Dans une tribune libre à retrouver sur Linkedin, Frédéric Lauze, secrétaire général du SCPN livre un plaidoyer pour le dépaysement du procès de la DZ Mafia. il estime notamment que “juger la DZ Mafia à Marseille, c’est juger la mafia à Palerme.”

Du 23 mars au 14 avril, la cour d’assises d’Aix-en-Provence a jugé les chefs présumés de la DZ Mafia pour un double assassinat commis en 2019.

Ce procès restera dans les annales non pas comme un triomphe de la justice, mais comme un avertissement que la République ferait bien d’entendre. Avant même l’ouverture des débats, cinq individus étaient arrêtés pour un projet d’évasion armée.

Parallèlement, des téléphones étaient saisis dans les cellules du quartier d’isolement de la prison d’Aix-Luynes, peu avant l’arrivée de Gabriel Ory pour le procès. Pour la première fois dans ce type d’affaire, l’avocat d’un accusé était mis sous écrou, soupçonné d’avoir été corrompu par son client. Durant trois semaines, des insultes et des menaces ont fusé depuis le box des accusés, contraignant à plusieurs reprises à vider la salle d’audience. Le procureur général a dû saisir les ordres professionnels pour engager des procédures déontologiques à l’encontre de quatre avocats de la défense, estimant que trois semaines d’incidents avaient empêché d’attaquer le fond. Le verdict, rendu avec quatre jours de retard, a condamné Gabriel Ory à 25 ans contre la perpétuité requise et acquitté Amine Oualane, contre lequel 18 ans avaient été demandés. Le parquet a interjeté appel. Ce que nous voyons ici, c’est une menace mortelle à l’italienne. Comme la Camorra ou la N’drangheta avant que Rome ne frappe fort, la DZ Mafia tue, corrompt, infiltre et tente de faire plier la justice sur son propre terrain. Nous n’avons pas le luxe d’attendre des décennies pour le comprendre.

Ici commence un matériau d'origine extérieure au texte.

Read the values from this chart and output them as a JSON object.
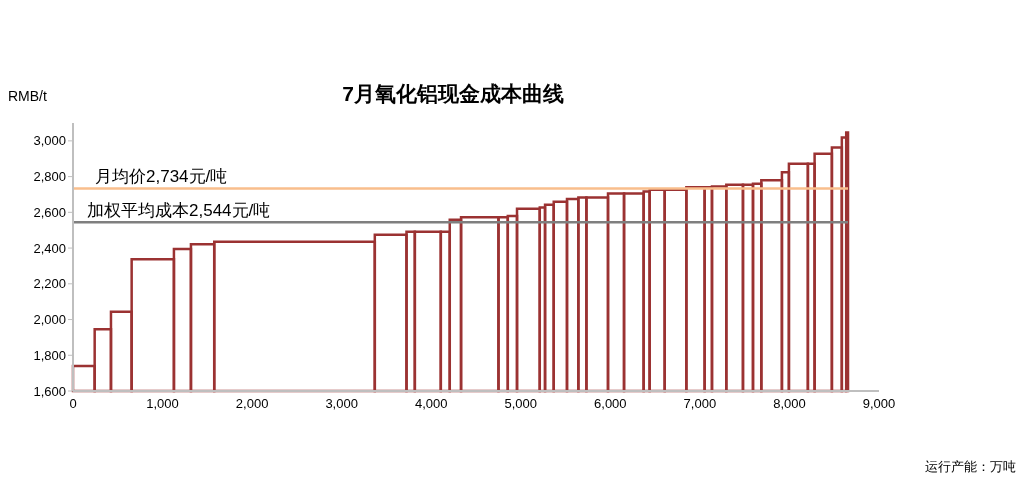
{
  "chart_data": {
    "type": "histogram",
    "title": "7月氧化铝现金成本曲线",
    "ylabel": "RMB/t",
    "xlabel": "运行产能：万吨",
    "bins": [
      0,
      242,
      424,
      655,
      1127,
      1317,
      1577,
      3370,
      3724,
      3817,
      4107,
      4207,
      4333,
      4751,
      4855,
      4958,
      5212,
      5271,
      5368,
      5516,
      5643,
      5733,
      5974,
      6153,
      6372,
      6439,
      6607,
      6849,
      7053,
      7135,
      7295,
      7481,
      7593,
      7686,
      7916,
      7994,
      8206,
      8281,
      8474,
      8585,
      8634,
      8654
    ],
    "values": [
      1740,
      1946,
      2043,
      2338,
      2395,
      2422,
      2436,
      2474,
      2492,
      2492,
      2492,
      2558,
      2573,
      2573,
      2580,
      2620,
      2627,
      2642,
      2659,
      2674,
      2683,
      2683,
      2705,
      2705,
      2716,
      2726,
      2726,
      2741,
      2741,
      2744,
      2754,
      2754,
      2760,
      2780,
      2825,
      2872,
      2872,
      2928,
      2963,
      3019,
      3047
    ],
    "color": "#9b3232",
    "xlim": [
      0,
      9000
    ],
    "xticks": [
      0,
      {
        "value": 1000,
        "label": "1,000"
      },
      {
        "value": 2000,
        "label": "2,000"
      },
      {
        "value": 3000,
        "label": "3,000"
      },
      {
        "value": 4000,
        "label": "4,000"
      },
      {
        "value": 5000,
        "label": "5,000"
      },
      {
        "value": 6000,
        "label": "6,000"
      },
      {
        "value": 7000,
        "label": "7,000"
      },
      {
        "value": 8000,
        "label": "8,000"
      },
      {
        "value": 9000,
        "label": "9,000"
      }
    ],
    "ylim": [
      1600,
      3100
    ],
    "yticks": [
      {
        "value": 1600,
        "label": "1,600"
      },
      {
        "value": 1800,
        "label": "1,800"
      },
      {
        "value": 2000,
        "label": "2,000"
      },
      {
        "value": 2200,
        "label": "2,200"
      },
      {
        "value": 2400,
        "label": "2,400"
      },
      {
        "value": 2600,
        "label": "2,600"
      },
      {
        "value": 2800,
        "label": "2,800"
      },
      {
        "value": 3000,
        "label": "3,000"
      }
    ],
    "ref_lines": [
      {
        "axis": "y",
        "value": 2734,
        "label": "月均价2,734元/吨",
        "color": "#f9be8c"
      },
      {
        "axis": "y",
        "value": 2544,
        "label": "加权平均成本2,544元/吨",
        "color": "#7f7f7f"
      }
    ],
    "grid": false
  }
}
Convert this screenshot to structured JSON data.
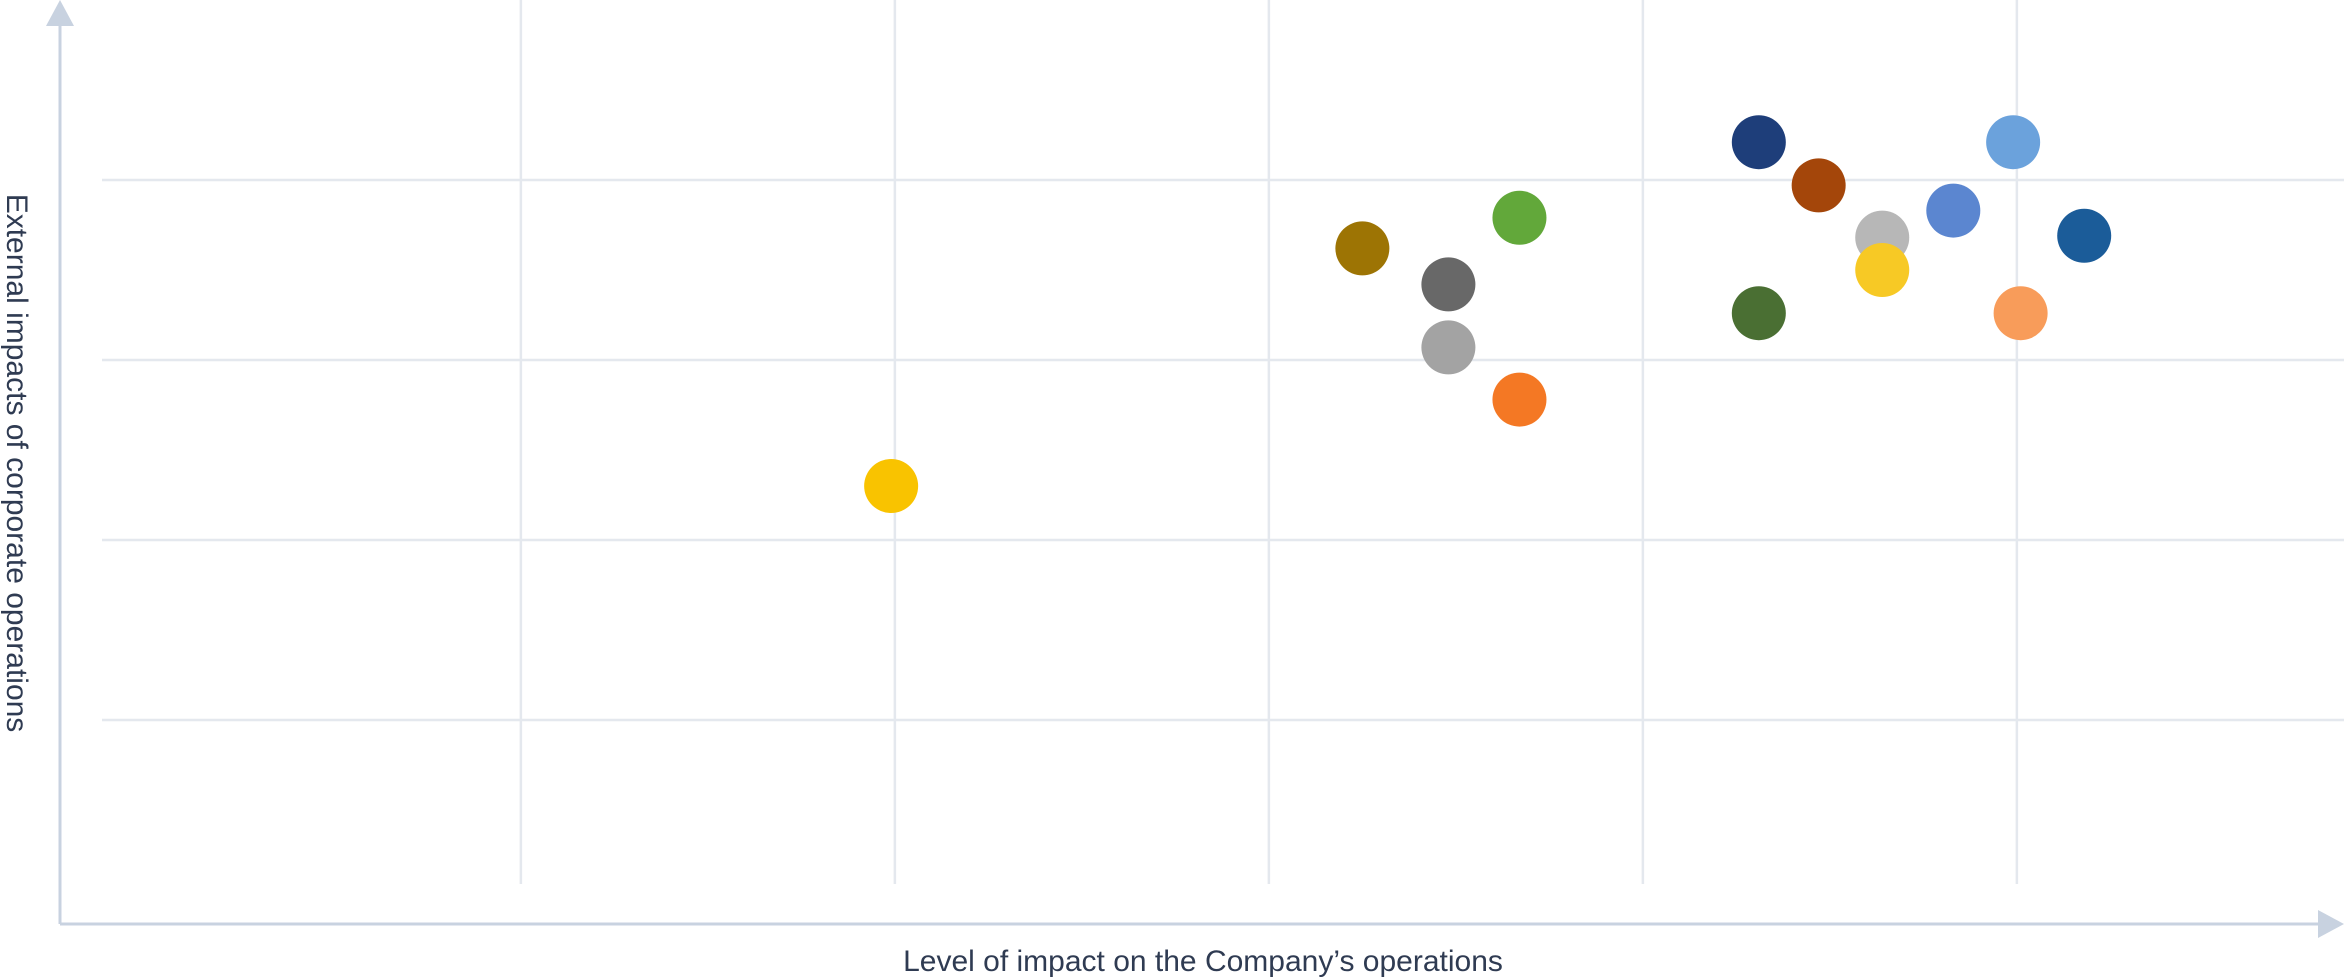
{
  "chart_data": {
    "type": "scatter",
    "title": "",
    "xlabel": "Level of impact on the Company’s operations",
    "ylabel": "External impacts of corporate operations",
    "xlim": [
      0,
      6
    ],
    "ylim": [
      0,
      5
    ],
    "grid": true,
    "x_gridlines": [
      1.12,
      2.12,
      3.12,
      4.12,
      5.12
    ],
    "y_gridlines": [
      1,
      2,
      3,
      4
    ],
    "points": [
      {
        "x": 2.11,
        "y": 2.3,
        "color": "#f9c300"
      },
      {
        "x": 3.37,
        "y": 3.62,
        "color": "#9d7404"
      },
      {
        "x": 3.6,
        "y": 3.42,
        "color": "#686868"
      },
      {
        "x": 3.6,
        "y": 3.07,
        "color": "#a3a3a3"
      },
      {
        "x": 3.79,
        "y": 3.79,
        "color": "#62a83a"
      },
      {
        "x": 3.79,
        "y": 2.78,
        "color": "#f47824"
      },
      {
        "x": 4.43,
        "y": 4.21,
        "color": "#1e3e7a"
      },
      {
        "x": 4.43,
        "y": 3.26,
        "color": "#4a6f33"
      },
      {
        "x": 4.59,
        "y": 3.97,
        "color": "#a4460a"
      },
      {
        "x": 4.76,
        "y": 3.68,
        "color": "#b7b7b7"
      },
      {
        "x": 4.76,
        "y": 3.5,
        "color": "#f7c925"
      },
      {
        "x": 4.95,
        "y": 3.83,
        "color": "#5b86d0"
      },
      {
        "x": 5.11,
        "y": 4.21,
        "color": "#6ba2dc"
      },
      {
        "x": 5.13,
        "y": 3.26,
        "color": "#f89c5a"
      },
      {
        "x": 5.3,
        "y": 3.69,
        "color": "#1b5c99"
      }
    ]
  }
}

C’est exposer jurés, témoins et magistrats à une pression permanente

La loi narcotrafic de juin 2025 a posé des jalons utiles PNACO, QLCO, statut de repenti élargi, encadrement des nullités de procédure pour mettre fin à la guérilla juridique déloyale… Mais cela ne suffit pas. Il faut aller plus loin dans la suppression de nullités de procédure provoquées par la défense, élargissement massif des saisies d’avoirs criminels dès l’ouverture de l’enquête, accès légal et encadré aux messageries chiffrées utilisées par les organisations criminelles. Les démocraties qui ont vaincu la mafia,Italie en tête, l’ont fait avec des outils exceptionnels, … pas avec le droit commun. Et surtout : les procès de la DZ Mafia doivent être dépaysés à Paris comme on le fait pour certaines affaires corses. Juger la DZ Mafia à Marseille, c’est juger la mafia à Palerme.

C’est exposer jurés, témoins et magistrats à une pression permanente dans un territoire saturé par l’influence du clan. La sérénité de la justice est une condition de sa légitimité. La police marseillaise , a en première ligne dans le département le plus criminogène de France, a tenu. Mais tenir ne suffit plus. Il faut gagner.